27. The engineered multiple localization tag of claim 26, comprising the nucleic acid sequence of SEQ ID NO:19 or a sequence having at least 90% identity to SEQ ID NO:19.

28. The engineered multiple localization tag of claim 1, wherein a first localization signal is comprised within a second localization signal.

29. The engineered multiple localization tag of claim 28, wherein the first localization signal is substituted for the amino acids equivalent to residues 37 to 46 of SEQ ID NO: 6.

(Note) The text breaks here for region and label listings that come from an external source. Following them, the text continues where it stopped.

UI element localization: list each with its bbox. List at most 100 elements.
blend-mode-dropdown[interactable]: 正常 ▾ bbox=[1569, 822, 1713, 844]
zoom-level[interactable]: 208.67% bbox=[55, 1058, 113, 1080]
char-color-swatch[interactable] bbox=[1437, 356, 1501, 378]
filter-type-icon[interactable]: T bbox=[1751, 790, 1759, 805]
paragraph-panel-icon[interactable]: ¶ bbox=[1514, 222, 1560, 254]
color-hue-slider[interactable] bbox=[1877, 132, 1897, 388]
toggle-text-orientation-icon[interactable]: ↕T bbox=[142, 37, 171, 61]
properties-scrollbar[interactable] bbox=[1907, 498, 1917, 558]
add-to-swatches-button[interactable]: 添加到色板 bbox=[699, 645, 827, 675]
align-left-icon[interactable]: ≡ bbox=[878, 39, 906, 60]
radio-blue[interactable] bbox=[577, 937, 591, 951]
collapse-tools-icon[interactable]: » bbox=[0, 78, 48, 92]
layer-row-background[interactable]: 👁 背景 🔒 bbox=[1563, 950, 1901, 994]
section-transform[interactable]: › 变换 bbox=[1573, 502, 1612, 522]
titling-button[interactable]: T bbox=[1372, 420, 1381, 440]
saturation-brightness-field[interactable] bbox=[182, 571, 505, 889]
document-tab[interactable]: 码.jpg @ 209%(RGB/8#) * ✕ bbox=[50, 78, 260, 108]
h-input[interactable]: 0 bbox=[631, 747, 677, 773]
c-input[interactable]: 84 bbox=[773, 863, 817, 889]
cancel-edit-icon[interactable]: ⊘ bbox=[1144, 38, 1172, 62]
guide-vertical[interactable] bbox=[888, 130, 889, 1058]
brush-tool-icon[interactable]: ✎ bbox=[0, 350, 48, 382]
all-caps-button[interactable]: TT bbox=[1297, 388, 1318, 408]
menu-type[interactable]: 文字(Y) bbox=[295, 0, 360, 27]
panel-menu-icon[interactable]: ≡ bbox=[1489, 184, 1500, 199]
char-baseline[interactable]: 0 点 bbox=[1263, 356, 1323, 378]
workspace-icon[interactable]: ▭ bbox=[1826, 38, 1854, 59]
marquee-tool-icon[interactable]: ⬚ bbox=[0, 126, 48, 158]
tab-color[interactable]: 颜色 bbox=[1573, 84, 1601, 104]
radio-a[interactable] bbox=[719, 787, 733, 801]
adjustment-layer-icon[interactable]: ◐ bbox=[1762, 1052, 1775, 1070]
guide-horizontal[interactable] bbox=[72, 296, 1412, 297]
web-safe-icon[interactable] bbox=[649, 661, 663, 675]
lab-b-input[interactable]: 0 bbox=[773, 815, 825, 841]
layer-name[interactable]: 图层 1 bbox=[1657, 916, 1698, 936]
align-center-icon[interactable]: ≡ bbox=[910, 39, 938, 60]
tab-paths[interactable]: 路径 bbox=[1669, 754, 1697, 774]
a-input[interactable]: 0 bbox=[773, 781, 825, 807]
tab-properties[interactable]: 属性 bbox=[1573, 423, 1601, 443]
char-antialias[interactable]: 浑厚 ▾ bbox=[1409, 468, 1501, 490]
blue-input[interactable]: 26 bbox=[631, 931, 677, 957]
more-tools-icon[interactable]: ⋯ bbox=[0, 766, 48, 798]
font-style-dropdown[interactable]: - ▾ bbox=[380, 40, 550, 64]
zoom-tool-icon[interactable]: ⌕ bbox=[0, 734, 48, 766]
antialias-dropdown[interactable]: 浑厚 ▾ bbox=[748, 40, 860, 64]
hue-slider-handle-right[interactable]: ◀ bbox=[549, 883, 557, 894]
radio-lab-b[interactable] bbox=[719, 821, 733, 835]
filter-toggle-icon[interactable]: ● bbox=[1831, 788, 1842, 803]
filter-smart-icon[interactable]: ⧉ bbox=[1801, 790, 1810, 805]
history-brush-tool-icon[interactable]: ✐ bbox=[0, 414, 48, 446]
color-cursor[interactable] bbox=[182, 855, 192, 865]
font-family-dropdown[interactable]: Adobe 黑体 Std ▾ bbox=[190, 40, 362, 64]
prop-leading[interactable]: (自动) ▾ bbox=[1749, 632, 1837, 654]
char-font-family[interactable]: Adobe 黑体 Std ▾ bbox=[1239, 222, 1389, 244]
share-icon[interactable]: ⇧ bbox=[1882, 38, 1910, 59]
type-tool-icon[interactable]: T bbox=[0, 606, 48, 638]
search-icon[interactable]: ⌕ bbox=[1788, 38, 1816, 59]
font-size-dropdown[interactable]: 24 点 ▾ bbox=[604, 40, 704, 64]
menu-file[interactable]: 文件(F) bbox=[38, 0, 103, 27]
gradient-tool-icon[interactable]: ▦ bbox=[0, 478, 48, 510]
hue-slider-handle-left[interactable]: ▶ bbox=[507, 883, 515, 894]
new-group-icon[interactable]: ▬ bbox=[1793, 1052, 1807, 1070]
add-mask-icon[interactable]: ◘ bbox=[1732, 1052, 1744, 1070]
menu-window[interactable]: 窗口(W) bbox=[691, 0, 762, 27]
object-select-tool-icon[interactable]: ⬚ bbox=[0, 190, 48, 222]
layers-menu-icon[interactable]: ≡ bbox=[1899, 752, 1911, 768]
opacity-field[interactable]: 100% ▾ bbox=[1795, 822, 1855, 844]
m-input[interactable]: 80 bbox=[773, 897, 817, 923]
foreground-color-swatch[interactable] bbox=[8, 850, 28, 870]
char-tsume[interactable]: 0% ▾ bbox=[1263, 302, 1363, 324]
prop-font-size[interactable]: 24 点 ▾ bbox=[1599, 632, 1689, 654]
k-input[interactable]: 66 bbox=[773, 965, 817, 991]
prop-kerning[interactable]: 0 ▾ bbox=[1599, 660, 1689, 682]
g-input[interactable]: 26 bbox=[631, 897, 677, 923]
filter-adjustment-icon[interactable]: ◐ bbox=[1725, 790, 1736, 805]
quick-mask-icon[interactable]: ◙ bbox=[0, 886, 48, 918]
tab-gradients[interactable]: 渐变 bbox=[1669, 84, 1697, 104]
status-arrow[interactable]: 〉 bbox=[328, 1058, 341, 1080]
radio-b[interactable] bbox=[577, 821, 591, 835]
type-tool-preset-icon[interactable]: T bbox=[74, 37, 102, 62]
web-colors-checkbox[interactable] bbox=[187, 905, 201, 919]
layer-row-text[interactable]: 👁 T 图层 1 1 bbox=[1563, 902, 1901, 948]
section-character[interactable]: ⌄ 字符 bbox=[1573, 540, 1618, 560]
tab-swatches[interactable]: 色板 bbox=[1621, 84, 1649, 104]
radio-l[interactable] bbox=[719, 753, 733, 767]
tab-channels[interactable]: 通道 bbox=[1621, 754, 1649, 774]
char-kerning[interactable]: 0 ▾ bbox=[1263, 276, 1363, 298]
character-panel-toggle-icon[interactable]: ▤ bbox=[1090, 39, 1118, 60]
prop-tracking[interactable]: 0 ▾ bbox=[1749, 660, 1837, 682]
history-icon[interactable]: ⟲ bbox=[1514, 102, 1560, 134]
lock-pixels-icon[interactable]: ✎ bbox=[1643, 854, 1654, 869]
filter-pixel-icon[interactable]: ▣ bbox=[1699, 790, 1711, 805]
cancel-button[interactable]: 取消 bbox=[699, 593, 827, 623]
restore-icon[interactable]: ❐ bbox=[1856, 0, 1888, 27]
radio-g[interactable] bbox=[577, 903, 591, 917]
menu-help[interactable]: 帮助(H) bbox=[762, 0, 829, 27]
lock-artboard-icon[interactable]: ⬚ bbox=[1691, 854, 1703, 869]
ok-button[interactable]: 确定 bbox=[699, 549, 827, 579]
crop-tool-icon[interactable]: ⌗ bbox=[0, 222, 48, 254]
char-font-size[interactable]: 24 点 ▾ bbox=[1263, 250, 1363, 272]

30. The engineered multiple localization tag of claim 29,

comprising a nucleic acid sequence selected from the group consisting of: a nucleic acid sequence encoding the sequence of SEQ ID NO:7 or encoding a sequence having at least 90% identity to SEQ ID NO:7; and the nucleic acid sequence of SEQ ID NO:20 or a sequence having at least 90% identity to SEQ ID NO:20.

31. (canceled)

32. A vector comprising the engineered multiple localization tag of claim 1.

33. (canceled)

34. (canceled)

35. An engineered cell or organism comprising the engineered multiple localization tag of claim 1.

36. A nucleic acid molecule having the sequence of, or encoding the polypeptide having the sequence of, any of SEQ ID NO: 28-87, or a sequence having at least 90% identity thereto.

37. A vector comprising the nucleic acid molecule of claim 36.

38. An engineered cell or organism comprising the nucleic acid molecule of claim 36.